A D&I initiative doesn’t happen by accident. It’s a very intentional effort.

Follow these steps to build a D&I program in your organization:

Step 1

Appoint a task force. Encourage involvement from every level of the organization. Include diverse points of view.

Step 2

Collect, measure, and benchmark data about your organization. This will help you identify areas of concern and develop meaningful objectives.

Step 3

Create a mission statement.

Here’s an excerpt from ProductPlan’s own D&I strategy:

“The Diversity and Inclusion Task Force seek to achieve lasting equality, equity, and justice by making ProductPlan a safe space for all employees to thrive. We will :

  • continue to listen and grow with the world around us.
  • provide outlets for voices to share their ideas and concerns.
  • be a team of action, working to ensure those words are heard.
  • provide recommendations to the executive team.
  • help organize and support community-based outreach for employees to take part in.
  • establish a procedural scaffold for engaging with our leadership team on these subjects to enable them to grow this try and scale our business in such a way that it does not dilute this fundamental aspect of our team culture.”

Step 4

Draft a charter that describes how the task force will handle D&I topics. Make recommendations. Hold accountability to colleagues, customers, and the community.

Step 5

Outline plans for how your task force will work with company leaders to put in place recommendations.

Step 6

Implement D&I training and communications initiatives.

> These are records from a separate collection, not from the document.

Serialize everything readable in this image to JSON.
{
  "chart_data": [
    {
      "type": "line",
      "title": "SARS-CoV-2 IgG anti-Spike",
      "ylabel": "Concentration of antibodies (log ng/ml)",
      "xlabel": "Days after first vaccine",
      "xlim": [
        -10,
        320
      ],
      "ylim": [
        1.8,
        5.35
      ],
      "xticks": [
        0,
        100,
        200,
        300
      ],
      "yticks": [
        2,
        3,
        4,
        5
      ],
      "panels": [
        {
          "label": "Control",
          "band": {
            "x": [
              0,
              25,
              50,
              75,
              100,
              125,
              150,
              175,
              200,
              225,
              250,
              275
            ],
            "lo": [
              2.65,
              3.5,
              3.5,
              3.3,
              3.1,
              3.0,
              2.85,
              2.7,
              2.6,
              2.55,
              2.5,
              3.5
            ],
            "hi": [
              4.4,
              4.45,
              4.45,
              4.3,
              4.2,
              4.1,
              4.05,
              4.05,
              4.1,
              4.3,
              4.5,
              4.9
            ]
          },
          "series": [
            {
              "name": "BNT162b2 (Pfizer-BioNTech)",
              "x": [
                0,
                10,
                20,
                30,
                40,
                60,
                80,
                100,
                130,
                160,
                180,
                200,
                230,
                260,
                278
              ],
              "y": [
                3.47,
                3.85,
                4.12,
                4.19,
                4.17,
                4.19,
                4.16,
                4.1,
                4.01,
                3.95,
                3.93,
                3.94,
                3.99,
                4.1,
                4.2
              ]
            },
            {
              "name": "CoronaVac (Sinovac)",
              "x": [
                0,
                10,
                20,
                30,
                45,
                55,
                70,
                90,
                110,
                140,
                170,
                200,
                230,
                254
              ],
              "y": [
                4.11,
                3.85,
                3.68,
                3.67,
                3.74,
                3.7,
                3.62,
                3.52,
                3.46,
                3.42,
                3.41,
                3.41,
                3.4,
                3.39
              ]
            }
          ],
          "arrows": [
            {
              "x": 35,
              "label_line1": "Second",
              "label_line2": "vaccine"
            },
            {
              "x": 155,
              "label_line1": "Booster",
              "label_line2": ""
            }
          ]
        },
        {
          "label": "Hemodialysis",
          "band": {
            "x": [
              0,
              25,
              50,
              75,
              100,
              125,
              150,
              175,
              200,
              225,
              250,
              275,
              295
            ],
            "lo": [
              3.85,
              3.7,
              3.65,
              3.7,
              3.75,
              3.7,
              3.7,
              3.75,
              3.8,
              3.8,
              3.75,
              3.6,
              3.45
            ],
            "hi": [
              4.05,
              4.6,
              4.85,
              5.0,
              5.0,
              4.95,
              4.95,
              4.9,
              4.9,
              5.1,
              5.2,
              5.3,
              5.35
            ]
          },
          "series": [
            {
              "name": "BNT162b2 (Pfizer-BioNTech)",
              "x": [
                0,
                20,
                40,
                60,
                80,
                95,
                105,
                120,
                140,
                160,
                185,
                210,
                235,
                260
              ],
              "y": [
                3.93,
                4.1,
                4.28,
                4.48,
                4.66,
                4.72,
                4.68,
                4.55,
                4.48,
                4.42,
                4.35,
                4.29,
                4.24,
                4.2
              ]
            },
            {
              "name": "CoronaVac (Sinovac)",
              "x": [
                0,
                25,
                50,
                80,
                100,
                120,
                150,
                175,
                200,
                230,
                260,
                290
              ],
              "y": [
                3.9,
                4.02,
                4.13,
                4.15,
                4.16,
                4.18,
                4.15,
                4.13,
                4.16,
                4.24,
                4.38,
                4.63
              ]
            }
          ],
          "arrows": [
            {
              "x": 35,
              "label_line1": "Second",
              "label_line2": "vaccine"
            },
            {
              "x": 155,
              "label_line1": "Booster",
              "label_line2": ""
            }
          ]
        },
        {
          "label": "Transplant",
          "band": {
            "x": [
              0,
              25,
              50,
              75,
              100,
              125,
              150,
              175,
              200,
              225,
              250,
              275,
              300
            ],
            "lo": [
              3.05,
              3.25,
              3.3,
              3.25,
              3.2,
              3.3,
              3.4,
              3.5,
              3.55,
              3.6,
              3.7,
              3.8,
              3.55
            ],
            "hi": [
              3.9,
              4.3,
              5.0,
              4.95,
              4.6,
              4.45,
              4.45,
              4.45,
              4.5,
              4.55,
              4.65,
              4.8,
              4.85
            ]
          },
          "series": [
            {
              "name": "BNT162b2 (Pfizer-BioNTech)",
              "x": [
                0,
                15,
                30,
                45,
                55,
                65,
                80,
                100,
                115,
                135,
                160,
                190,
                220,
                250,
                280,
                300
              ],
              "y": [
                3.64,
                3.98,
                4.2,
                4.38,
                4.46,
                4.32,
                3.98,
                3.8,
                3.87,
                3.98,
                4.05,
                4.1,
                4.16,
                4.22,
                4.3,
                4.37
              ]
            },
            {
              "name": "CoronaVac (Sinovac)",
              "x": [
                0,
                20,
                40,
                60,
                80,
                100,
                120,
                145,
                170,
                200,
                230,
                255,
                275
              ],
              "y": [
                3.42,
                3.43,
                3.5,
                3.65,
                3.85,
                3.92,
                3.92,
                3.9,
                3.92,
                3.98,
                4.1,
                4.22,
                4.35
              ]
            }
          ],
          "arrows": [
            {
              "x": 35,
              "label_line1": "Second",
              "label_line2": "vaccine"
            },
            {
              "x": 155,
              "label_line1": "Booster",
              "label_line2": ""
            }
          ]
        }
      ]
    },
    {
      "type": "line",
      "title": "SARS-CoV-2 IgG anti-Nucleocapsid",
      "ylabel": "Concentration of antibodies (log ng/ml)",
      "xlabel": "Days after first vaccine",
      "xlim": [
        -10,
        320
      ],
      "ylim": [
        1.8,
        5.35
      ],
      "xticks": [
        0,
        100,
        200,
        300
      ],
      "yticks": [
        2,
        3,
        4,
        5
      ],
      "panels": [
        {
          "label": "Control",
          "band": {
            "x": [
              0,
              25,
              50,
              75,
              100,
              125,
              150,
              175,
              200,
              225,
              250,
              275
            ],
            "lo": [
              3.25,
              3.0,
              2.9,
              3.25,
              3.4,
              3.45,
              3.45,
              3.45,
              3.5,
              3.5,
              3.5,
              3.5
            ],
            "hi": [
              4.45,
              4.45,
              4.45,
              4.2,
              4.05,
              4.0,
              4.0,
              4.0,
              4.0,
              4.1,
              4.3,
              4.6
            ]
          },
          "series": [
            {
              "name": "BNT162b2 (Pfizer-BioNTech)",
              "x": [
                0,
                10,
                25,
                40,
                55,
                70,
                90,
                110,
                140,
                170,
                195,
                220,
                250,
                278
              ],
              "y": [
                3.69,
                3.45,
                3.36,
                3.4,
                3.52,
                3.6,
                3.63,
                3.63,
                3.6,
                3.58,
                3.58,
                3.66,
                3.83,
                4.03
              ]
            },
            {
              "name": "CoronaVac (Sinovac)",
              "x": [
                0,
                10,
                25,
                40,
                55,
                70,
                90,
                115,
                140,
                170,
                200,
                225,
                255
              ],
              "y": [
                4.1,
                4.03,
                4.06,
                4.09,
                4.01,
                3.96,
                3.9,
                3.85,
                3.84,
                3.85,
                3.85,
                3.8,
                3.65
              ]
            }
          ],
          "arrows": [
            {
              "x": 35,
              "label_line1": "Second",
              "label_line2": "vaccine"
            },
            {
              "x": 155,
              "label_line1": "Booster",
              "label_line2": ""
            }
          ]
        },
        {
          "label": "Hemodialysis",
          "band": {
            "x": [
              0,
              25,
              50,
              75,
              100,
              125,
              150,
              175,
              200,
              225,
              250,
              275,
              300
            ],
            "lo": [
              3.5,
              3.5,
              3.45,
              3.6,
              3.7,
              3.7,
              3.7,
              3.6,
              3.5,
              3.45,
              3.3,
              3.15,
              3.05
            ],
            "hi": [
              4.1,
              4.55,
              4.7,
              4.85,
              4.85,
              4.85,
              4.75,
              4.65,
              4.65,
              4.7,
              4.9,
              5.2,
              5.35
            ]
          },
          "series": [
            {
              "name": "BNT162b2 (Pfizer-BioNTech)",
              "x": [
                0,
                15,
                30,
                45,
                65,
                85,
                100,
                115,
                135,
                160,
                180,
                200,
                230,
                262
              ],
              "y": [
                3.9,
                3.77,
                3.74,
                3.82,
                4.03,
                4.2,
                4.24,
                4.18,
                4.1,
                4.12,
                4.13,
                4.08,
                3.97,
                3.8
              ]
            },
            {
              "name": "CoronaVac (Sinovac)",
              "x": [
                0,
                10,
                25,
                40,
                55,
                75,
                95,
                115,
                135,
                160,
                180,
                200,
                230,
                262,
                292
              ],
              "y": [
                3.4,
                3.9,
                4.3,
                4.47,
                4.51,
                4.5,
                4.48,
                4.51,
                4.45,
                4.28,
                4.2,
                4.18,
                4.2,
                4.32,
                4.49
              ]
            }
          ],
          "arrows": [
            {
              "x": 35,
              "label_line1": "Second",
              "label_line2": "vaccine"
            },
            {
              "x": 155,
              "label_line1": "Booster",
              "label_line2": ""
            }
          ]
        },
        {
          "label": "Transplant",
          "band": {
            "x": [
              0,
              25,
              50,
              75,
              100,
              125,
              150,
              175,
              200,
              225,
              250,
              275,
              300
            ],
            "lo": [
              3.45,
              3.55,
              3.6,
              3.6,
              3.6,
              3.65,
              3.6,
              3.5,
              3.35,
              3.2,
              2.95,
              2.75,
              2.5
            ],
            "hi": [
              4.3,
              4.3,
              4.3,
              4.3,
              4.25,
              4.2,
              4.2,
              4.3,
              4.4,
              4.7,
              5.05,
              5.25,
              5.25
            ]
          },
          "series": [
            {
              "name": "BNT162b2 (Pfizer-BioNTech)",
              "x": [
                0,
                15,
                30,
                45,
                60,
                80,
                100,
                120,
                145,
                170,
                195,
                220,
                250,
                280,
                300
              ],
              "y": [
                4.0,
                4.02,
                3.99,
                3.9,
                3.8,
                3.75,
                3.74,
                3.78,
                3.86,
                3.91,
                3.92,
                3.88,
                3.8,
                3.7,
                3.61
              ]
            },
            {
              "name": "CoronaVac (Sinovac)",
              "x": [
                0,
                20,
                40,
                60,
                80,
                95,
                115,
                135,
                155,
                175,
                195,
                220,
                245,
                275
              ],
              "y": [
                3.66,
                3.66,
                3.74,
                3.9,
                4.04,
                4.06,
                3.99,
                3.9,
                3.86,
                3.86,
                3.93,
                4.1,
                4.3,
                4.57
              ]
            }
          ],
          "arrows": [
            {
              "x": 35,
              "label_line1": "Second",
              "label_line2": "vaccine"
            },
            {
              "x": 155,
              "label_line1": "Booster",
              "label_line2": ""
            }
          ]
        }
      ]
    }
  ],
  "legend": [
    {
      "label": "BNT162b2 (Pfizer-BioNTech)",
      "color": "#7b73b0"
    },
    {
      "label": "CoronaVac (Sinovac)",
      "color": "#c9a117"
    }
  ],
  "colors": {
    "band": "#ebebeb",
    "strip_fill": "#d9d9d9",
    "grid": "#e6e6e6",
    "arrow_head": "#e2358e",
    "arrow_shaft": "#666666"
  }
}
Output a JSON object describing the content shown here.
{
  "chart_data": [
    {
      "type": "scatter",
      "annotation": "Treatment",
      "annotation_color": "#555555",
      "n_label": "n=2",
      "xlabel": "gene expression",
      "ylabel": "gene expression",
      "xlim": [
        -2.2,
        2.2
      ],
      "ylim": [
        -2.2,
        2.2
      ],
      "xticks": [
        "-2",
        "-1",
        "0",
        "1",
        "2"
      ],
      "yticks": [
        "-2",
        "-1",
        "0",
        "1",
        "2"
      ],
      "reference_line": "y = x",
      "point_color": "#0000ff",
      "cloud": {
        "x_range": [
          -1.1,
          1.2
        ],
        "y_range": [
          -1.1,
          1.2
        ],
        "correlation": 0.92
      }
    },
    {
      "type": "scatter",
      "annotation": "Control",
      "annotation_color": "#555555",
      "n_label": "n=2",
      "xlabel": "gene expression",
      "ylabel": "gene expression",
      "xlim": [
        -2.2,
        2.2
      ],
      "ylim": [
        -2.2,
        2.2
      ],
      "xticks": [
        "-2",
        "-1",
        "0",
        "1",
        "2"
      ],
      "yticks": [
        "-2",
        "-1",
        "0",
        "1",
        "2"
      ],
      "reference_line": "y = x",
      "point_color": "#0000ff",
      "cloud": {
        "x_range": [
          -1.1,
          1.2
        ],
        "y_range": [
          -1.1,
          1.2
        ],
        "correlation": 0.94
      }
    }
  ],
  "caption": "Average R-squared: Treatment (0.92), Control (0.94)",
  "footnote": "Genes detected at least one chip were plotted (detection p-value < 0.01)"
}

ProductPlan’s approach includes written proposals. These include the description of the problem, proposed solution, research, metrics for measurement, and an estimate of requisite resources.

Another example is asynchronous feedback. This is to prevent recommendations from stalling due to scheduling conflicts.

Lastly, Taskforce proposals are presented as recommendations (not decrees.) This is to encourage discussion. As well as cultivate an environment of learning from one another.

Don’t let cognitive biases be a barrier to your product’s success. We hope these strategies will help you clear a bit of the brain clutter and pave the way to better, more informed decision-making.